Faut-il une loi pour encadrer, réguler, mais aussi sanctionner les dérives? Evidemment! Mais à trop vouloir se désolidariser à tout prix de ces influenceurs devenus stars du vide à Dubaï, c'est une balle dans le pied que les créateurs de contenu se sont tirés. Car en réalité, cette tribune ne veut strictement rien dire et ne leur rend pas service. Au contraire, elle accentue davantage le flou entre le créateur de contenu et l'influenceur, si proches, mais pourtant «si différents». N'est-ce pas plutôt une question d'ego?

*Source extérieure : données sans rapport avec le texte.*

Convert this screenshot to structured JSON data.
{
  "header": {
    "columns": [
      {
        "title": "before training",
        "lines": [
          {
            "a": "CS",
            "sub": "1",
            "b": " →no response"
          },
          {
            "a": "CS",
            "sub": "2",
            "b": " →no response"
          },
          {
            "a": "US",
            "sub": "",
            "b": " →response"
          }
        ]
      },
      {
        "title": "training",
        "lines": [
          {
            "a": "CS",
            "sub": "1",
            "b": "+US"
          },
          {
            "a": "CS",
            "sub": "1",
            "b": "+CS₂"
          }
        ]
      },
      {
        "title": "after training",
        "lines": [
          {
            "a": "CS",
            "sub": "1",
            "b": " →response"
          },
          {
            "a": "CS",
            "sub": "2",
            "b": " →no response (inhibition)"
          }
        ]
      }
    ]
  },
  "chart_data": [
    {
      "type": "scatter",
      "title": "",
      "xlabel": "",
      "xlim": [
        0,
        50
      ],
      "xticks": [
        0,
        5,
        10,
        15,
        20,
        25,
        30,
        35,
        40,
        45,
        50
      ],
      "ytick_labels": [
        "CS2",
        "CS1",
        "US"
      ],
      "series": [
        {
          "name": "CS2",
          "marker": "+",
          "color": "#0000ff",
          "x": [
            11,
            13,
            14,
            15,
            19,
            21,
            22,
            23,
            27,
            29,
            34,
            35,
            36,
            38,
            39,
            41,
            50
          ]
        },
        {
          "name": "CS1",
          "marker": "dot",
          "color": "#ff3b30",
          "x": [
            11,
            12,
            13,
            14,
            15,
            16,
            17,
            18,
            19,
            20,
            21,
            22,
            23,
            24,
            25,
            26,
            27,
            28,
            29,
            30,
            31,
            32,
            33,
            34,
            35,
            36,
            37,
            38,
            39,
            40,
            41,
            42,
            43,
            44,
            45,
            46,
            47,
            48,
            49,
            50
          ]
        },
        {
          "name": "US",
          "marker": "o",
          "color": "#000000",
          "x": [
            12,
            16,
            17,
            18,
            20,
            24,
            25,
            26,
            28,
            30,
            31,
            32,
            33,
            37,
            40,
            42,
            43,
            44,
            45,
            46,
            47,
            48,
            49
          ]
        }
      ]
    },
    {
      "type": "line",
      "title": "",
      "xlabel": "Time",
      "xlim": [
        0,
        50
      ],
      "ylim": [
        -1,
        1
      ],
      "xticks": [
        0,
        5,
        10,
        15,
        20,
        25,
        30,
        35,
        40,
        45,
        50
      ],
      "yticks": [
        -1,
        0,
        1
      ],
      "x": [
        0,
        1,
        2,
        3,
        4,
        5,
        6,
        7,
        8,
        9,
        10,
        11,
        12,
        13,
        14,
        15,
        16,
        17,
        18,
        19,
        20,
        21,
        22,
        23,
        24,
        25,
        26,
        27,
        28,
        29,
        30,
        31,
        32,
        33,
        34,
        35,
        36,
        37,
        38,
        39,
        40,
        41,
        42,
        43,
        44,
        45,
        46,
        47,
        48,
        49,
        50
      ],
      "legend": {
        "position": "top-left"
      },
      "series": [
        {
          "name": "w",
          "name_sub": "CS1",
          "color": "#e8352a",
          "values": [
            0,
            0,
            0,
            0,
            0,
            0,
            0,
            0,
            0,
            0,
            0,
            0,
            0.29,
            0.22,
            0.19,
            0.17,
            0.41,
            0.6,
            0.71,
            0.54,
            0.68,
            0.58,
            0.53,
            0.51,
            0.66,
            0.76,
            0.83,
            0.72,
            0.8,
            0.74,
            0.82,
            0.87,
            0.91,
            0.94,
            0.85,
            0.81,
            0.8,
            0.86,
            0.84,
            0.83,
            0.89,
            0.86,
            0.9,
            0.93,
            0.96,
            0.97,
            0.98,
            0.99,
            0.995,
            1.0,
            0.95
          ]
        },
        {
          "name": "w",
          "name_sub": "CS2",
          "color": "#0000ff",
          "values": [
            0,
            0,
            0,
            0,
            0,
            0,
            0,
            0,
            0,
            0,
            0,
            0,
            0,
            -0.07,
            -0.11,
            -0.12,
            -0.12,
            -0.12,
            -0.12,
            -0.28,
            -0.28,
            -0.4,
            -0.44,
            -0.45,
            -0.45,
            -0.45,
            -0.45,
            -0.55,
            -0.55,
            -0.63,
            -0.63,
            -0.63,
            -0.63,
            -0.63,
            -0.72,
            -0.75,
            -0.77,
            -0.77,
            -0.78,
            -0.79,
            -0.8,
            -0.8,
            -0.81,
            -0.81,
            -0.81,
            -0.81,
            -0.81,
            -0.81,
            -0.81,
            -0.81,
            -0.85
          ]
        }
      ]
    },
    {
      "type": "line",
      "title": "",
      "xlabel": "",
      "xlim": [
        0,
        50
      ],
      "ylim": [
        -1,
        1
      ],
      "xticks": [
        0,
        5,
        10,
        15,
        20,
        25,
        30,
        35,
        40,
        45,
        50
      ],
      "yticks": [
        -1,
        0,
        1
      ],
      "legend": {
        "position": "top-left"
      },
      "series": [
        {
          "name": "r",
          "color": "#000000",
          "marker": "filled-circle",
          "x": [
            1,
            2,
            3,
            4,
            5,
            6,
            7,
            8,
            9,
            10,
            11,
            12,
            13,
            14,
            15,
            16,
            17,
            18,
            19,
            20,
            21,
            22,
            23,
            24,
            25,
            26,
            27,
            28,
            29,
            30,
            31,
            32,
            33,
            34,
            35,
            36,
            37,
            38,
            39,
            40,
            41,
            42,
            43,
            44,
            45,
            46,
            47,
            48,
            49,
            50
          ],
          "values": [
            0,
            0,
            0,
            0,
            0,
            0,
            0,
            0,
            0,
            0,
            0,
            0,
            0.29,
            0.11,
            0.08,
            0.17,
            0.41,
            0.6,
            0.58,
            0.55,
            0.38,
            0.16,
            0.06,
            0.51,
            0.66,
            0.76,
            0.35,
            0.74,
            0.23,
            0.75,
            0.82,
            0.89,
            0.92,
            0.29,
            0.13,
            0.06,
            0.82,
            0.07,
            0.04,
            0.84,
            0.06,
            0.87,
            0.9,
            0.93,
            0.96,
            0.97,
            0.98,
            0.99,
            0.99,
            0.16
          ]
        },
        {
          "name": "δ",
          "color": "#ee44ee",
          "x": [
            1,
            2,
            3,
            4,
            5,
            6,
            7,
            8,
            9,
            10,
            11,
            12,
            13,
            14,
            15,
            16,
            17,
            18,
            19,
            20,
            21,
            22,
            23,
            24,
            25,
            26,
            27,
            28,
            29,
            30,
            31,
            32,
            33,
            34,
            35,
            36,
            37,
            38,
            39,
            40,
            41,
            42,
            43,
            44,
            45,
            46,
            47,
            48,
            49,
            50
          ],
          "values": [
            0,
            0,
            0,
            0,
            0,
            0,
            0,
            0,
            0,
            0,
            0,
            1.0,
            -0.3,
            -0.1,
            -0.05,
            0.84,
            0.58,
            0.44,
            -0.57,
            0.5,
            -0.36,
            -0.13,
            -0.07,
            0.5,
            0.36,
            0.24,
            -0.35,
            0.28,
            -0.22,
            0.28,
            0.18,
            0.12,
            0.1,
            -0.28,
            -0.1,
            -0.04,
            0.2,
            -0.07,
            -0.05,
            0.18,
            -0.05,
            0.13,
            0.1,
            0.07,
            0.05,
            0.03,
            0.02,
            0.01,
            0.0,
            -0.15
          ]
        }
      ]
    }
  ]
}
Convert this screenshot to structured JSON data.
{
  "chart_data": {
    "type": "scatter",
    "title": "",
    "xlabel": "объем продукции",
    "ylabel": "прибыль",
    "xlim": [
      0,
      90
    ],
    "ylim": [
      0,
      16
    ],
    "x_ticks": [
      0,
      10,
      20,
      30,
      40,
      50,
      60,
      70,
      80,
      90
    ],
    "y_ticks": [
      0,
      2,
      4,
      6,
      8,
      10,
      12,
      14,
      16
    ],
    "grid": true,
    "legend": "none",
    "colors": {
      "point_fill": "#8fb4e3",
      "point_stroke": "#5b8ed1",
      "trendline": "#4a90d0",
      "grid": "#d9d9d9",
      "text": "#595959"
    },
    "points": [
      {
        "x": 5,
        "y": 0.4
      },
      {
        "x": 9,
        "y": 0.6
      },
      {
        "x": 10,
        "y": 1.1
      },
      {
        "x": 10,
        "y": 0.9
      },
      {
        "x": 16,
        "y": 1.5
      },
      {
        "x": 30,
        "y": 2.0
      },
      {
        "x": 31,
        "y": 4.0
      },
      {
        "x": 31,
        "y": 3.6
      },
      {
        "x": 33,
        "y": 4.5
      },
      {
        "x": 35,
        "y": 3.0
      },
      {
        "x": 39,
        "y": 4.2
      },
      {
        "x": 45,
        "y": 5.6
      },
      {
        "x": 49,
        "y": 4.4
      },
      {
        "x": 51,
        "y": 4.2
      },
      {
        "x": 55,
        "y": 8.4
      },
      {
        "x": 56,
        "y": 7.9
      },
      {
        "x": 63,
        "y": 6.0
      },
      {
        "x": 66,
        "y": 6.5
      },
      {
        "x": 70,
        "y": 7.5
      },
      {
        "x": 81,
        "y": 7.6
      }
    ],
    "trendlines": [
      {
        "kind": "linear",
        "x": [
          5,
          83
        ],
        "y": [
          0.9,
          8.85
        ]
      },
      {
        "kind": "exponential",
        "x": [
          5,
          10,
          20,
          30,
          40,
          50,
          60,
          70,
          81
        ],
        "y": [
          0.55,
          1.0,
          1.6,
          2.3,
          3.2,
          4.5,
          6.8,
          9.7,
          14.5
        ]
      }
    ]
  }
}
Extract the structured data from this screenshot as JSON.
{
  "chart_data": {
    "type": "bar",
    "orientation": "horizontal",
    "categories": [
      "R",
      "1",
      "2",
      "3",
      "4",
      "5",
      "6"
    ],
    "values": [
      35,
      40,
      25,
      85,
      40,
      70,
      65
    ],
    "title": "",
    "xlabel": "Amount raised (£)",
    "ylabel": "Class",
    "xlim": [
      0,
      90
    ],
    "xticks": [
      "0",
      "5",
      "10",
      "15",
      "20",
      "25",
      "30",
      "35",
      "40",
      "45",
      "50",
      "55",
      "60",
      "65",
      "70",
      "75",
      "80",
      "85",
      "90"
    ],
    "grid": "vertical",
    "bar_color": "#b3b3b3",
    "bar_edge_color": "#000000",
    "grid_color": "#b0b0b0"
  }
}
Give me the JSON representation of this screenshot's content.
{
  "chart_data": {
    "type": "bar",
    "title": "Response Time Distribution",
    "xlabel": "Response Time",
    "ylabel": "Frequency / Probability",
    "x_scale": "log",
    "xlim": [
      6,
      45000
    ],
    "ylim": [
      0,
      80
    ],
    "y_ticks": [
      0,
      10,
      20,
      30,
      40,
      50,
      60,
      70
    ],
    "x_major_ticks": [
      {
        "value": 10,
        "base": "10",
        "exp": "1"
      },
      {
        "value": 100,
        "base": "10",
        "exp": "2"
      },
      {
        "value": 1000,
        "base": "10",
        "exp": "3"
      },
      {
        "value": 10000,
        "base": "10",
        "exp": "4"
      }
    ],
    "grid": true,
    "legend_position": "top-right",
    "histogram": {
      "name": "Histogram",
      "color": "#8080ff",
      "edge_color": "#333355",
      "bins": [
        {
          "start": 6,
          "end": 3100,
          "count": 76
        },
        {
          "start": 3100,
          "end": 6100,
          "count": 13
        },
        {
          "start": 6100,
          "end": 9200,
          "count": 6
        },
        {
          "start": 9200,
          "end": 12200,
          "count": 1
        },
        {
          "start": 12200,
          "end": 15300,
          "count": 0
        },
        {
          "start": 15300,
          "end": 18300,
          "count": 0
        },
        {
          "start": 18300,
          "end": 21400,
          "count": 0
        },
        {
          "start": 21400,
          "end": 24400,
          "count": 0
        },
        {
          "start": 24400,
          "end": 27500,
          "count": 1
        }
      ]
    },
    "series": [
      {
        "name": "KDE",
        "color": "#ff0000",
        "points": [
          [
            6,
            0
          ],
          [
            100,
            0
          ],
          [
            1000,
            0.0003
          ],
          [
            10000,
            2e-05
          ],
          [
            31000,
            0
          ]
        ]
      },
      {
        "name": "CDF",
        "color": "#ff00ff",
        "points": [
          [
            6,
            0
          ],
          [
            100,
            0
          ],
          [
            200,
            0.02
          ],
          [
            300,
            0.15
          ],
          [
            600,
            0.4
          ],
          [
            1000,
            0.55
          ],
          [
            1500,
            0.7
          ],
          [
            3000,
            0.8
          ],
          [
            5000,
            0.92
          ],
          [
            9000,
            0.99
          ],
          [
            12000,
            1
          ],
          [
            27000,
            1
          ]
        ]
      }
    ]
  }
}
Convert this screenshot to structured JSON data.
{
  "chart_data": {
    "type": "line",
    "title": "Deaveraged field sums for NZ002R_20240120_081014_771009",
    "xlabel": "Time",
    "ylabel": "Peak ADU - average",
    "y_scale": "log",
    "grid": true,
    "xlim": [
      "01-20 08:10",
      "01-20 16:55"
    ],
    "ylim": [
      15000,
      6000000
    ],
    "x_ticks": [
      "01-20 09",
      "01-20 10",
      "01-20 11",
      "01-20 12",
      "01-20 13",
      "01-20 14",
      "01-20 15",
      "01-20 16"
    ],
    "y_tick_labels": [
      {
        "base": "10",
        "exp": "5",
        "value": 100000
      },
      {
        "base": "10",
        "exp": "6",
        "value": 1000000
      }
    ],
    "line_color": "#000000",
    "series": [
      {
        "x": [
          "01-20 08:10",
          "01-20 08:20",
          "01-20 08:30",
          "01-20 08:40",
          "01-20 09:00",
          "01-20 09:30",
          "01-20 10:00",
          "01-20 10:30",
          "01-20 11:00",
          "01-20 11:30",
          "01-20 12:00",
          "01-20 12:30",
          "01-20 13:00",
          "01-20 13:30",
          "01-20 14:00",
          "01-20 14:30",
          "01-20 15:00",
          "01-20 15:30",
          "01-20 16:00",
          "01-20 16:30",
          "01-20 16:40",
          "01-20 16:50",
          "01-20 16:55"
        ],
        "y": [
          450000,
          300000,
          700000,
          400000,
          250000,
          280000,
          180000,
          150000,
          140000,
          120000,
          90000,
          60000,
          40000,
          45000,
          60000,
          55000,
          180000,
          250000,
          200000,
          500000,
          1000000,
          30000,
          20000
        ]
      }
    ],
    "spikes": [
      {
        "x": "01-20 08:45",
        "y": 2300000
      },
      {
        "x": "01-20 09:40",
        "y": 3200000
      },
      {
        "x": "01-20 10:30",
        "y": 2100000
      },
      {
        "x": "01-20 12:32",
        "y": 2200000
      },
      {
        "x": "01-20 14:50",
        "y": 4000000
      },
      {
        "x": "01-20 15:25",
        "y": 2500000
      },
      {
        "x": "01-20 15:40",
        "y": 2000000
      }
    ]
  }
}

Preuve en est la liste de signataires composée des créateurs de contenu fiables... mais aussi d'influenceurs peu scrupuleux dont l'intention, à part celle de gagner un maximum d'argent, reste encore à prouver. Un problème relevé par certains des signataires tels que Squeezie ou encore Seb la Frite qui ont d'ailleurs décidé de se retirer de la liste et de se désolidariser de cette tribune.
.@Seb_Frit sur la tribune des influenceurs dans le JDD : "On a tous globalement signé un truc avec deux/trois échanges WhatsApp, ce qui est la honte pour nous parce qu'on passe un peu pour des cons" #le9h10inter pic.twitter.com/nBzDPc6NlF
— France Inter (@franceinter) March 27, 2023
Le youtubeur Squeezie a rapidement pointé du doigt le problème de cette tribune. Sur TikTok, il a publié une vidéo pour répondre aux critiques dont il est la cible. «En tant que numéro 1, j'aurais jamais dû m'associer à un truc sans le lire», avoue-t-il. Et il est bien là le problème. Avec une telle exposition publique, une responsabilité en découle: celle d'informer et éduquer à l'heure où la grande majorité des jeunes (et de nombreux moins jeunes) s'informent sur les réseaux sociaux.
Ma réponse 👇🏻 pic.twitter.com/hE2kM75lzx
— Squeezie (@xSqueeZie) March 26, 2023
La vérité, c'est qu'il y a des créateurs de contenu bons et honnêtes et d'autres qui le sont moins. Au même titre qu'il y a les bons et les mauvais flics. Et puis, en faire une généralité serait une erreur et ne ferait pas avancer le débat.
Cette loi, si elle est votée, n'impacterait pas ceux qui font déjà leur travail avec déontologie et bonnes intentions vis-à-vis du public. Le texte mettrait en revanche à terre tous ces «influvoleurs» devenus de vrais panneaux publicitaires ambulants.
Si l'intention de cette tribune était bonne, le timing, lui, était mauvais. A l'heure où des millions de Français se battent contre la réforme des retraites, tout le monde se fout du sort des influenceurs.
Chers créateurs de contenu, vous avez foiré. Votre combat est légitime, même si vous n'êtes pas la France, votre avis compte dans le débat public, il serait inutile voir dangereux de le nier. Montrez à votre communauté que vous valez mieux que ces «influvoleurs» dont vous tenez tant à vous distinguer. Faites-le avec votre travail, non pas avec une tribune bâclée.